The first wooden bridge over the Rideau River – constructed in 1836 by Charles Cummings, rebuilt in 1845, and replaced in 1890 – draws settlement to the area that will become Vanier. Many merchants and civil servants take advantage of the opportunity to move out of Ottawa’s Lowertown, already densely populated. Janeville is founded in 1873, followed by Clarkstown some 20 years later. In 1909, the Ontario government merges the two settlements with Clandeboye to form the village of Eastview.
Pressured by Msgr Duhamel, the Archbishop of Ottawa, to meet the needs of this thriving suburb, the Montfortian Fathers of the Company of Mary establish a parish on Montreal Road in 1887: Notre-Dame-de-Lourdes. With its replica of the grotto of Notre-Dame-de-Lourdes in France, it becomes a place of religious tourism. In 1908, the same Montfortians open St. Charles Church on Beechwood Avenue. The Daughters of Wisdom, for their part, arrive in 1891 to build a boarding school and novitiate on Montreal Road. Other congregations join them to help with teaching. Several other schools are created through their combined efforts, including five French-language elementary schools during the 1950s alone. Eastview does not escape the post-war baby boom, which becomes one of the largest concentrations of Francophones in the capital.
It is in Eastview that the first bilingual public school in Ontario is founded in 1949. Eastview High School is established as a result of interventions from Mayor Donat Grandmaître, supported by influential Eastview citizens, including Edmond Ducharme, the priest of the Notre-Dame-de-Lourdes parish. While only certain courses are meant to be offered in French (French, Latin, history and geography), the school, in fact, functions in French and attracts young people from across the region. Re-baptized André-Laurendeau, this school becomes one of the first French-language public schools in the province. The municipality and the church also join forces to establish a Francophone hospital, Montfort Hospital, which opens its doors in 1953. It becomes famous in the late 1990s for inspiring unprecedented mobilization among Ontario Francophones opposed to its closure decreed by the provincial government.

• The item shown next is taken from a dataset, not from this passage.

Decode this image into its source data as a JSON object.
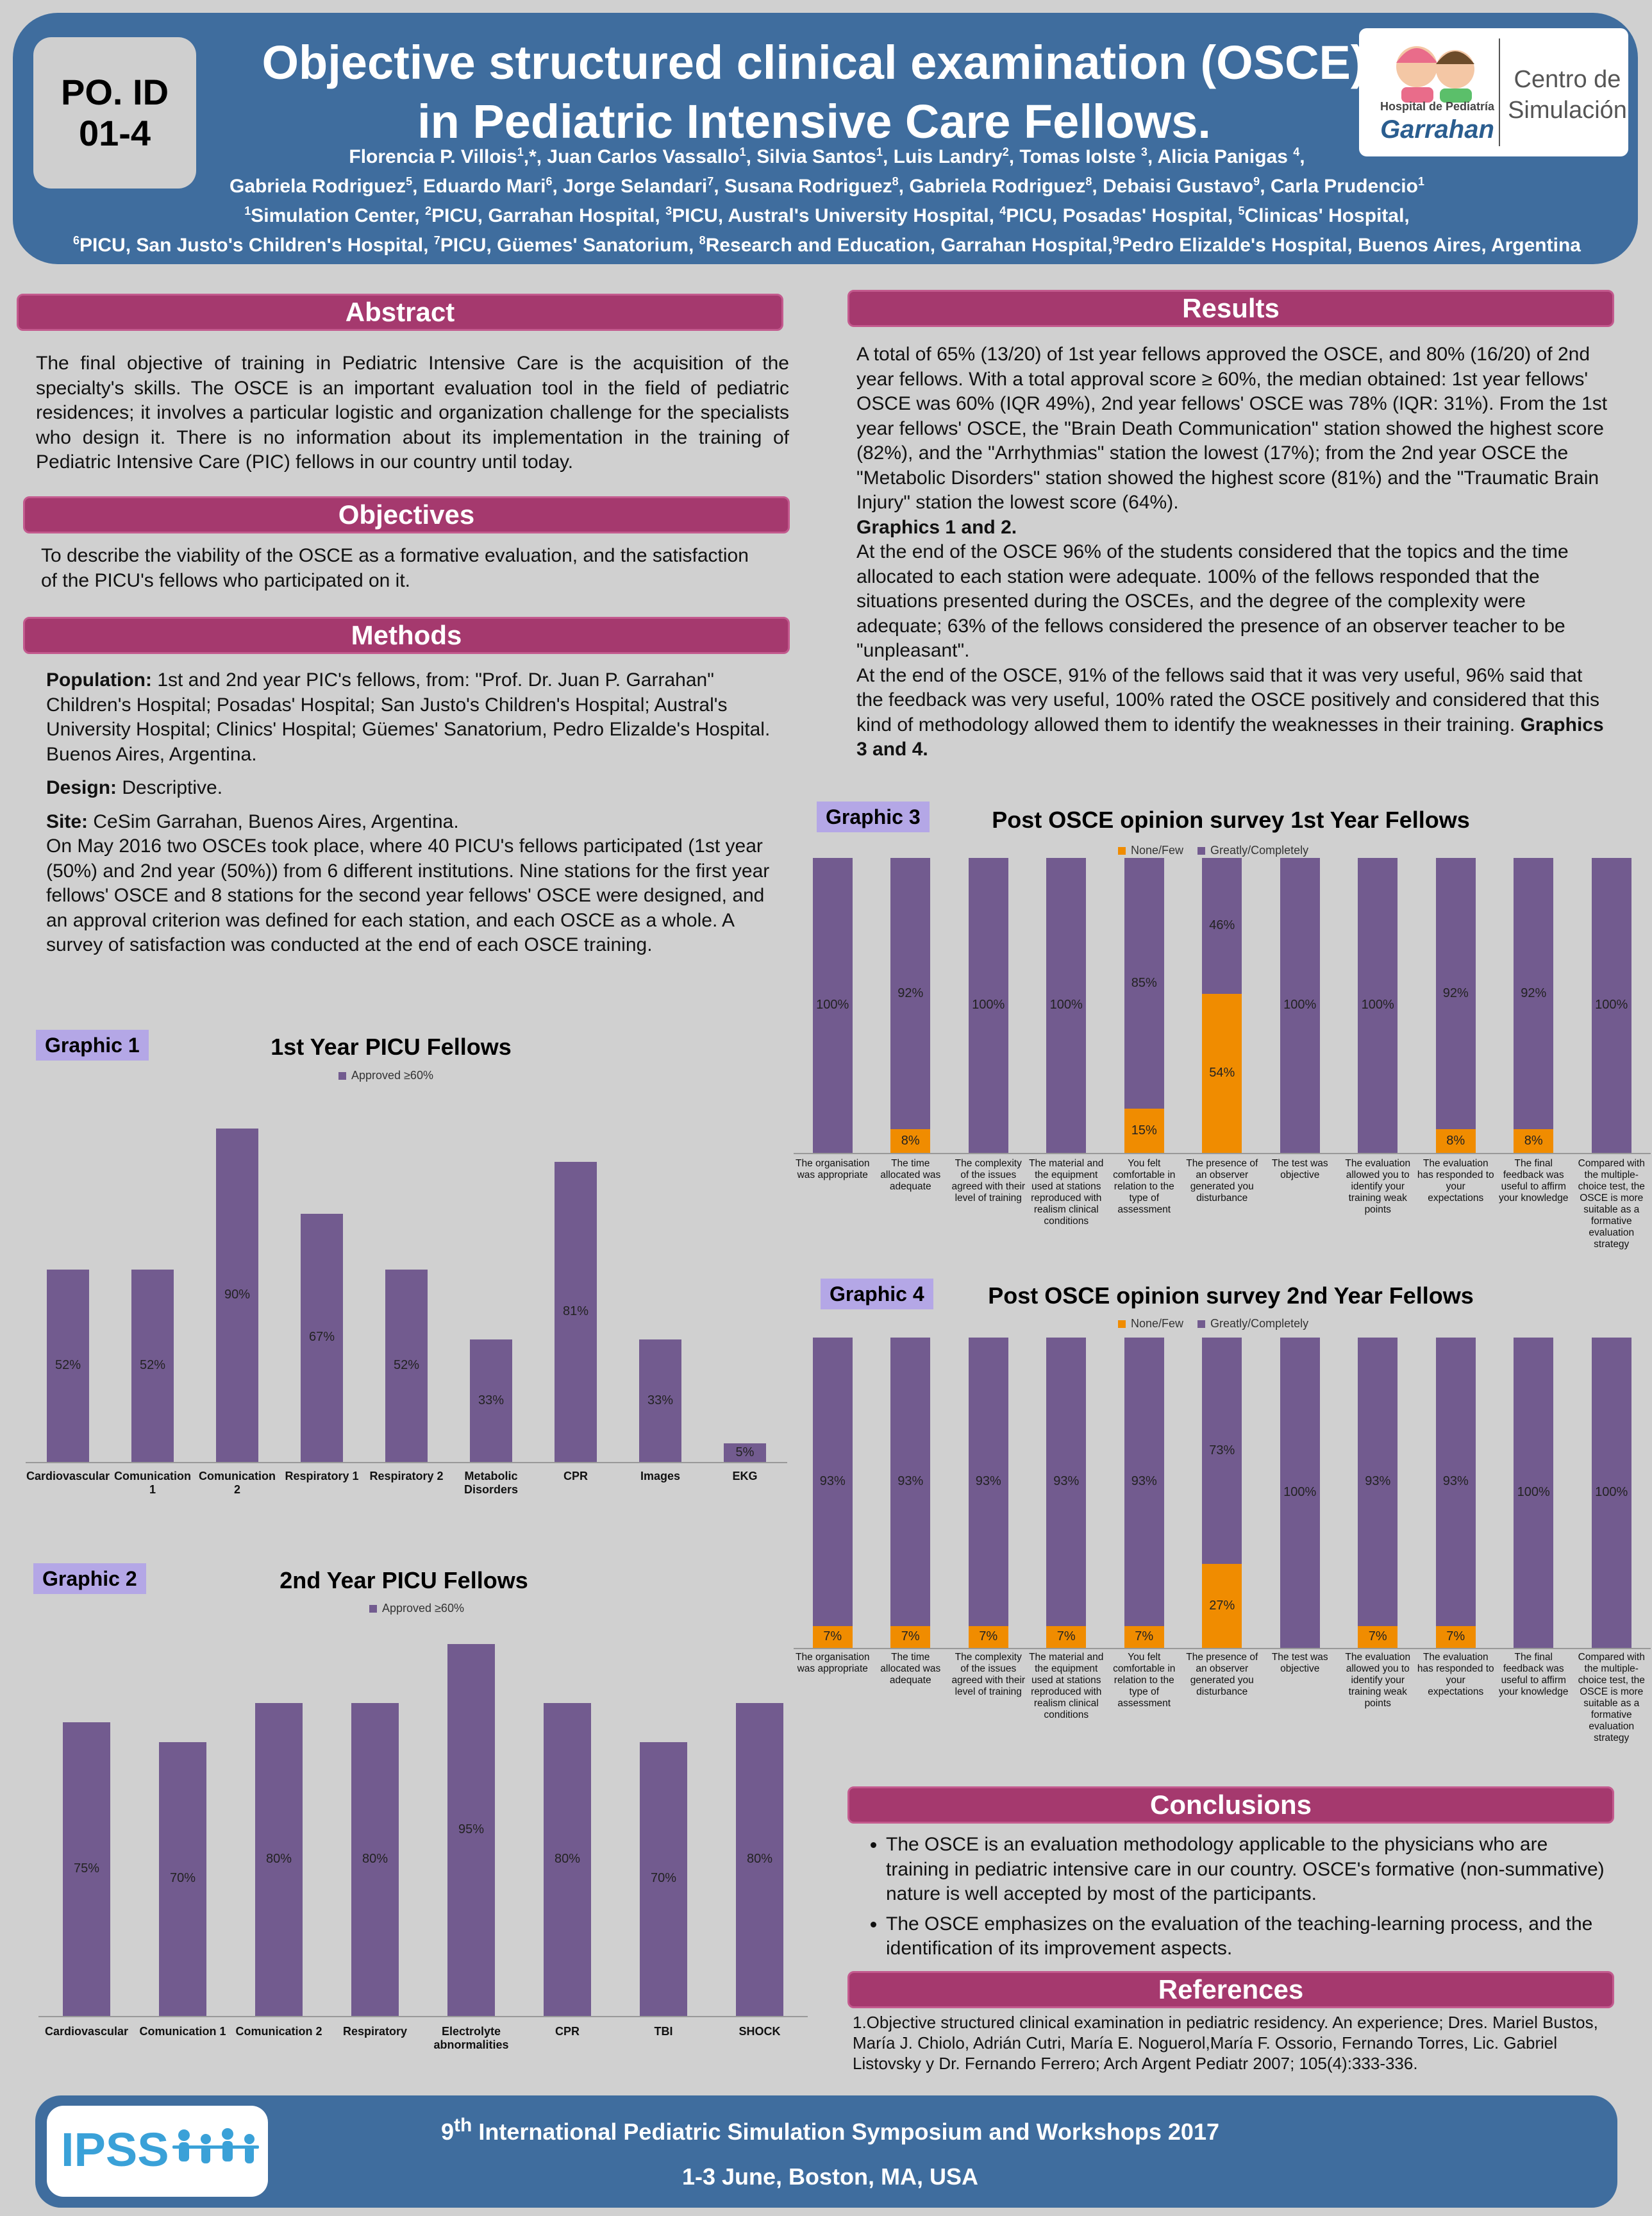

In 1969, Eastview takes the name of Vanier to reflect its Francophone character. But the face of French Vanier is already starting to fade. Francophones represent two-thirds of the population in 1971, but twenty-five years later, in 1996, Francophones comprise only half of Vanier’s inhabitants. They vary from educated, prosperous residents with high-status employment on the one hand, to less fortunate, often female heads of household on the other. Vanier’s landscape tends to fracture along Montreal Road, the city’s main thoroughfare, between the more institutional sector to the east, which houses the Town Hall until 1985 (no. 1 on the map), and the district to the west where shops, resource centres and agencies serve the most disadvantaged inhabitants. Many initiatives have been carried out over the past 20 years to upgrade the downtown area, including the unique Vanier Museopark, created in 2006 to help Vanier maintain its identity.
Cummings Bridge mural at the Eastview Shopping Centre, Selkirk Street, by David Yeatman, 2000. The mural depicts everyday life in the vicinity of the general store at the beginning of the 20th century. Between 1998 and 2010, the Publi-Arts group installs some thirty murals in the city’s Vanier sector.
Source : Vanier Museopark, Vanier Circuit, Stop 3, Mural Cummings (centre commercial Eastview).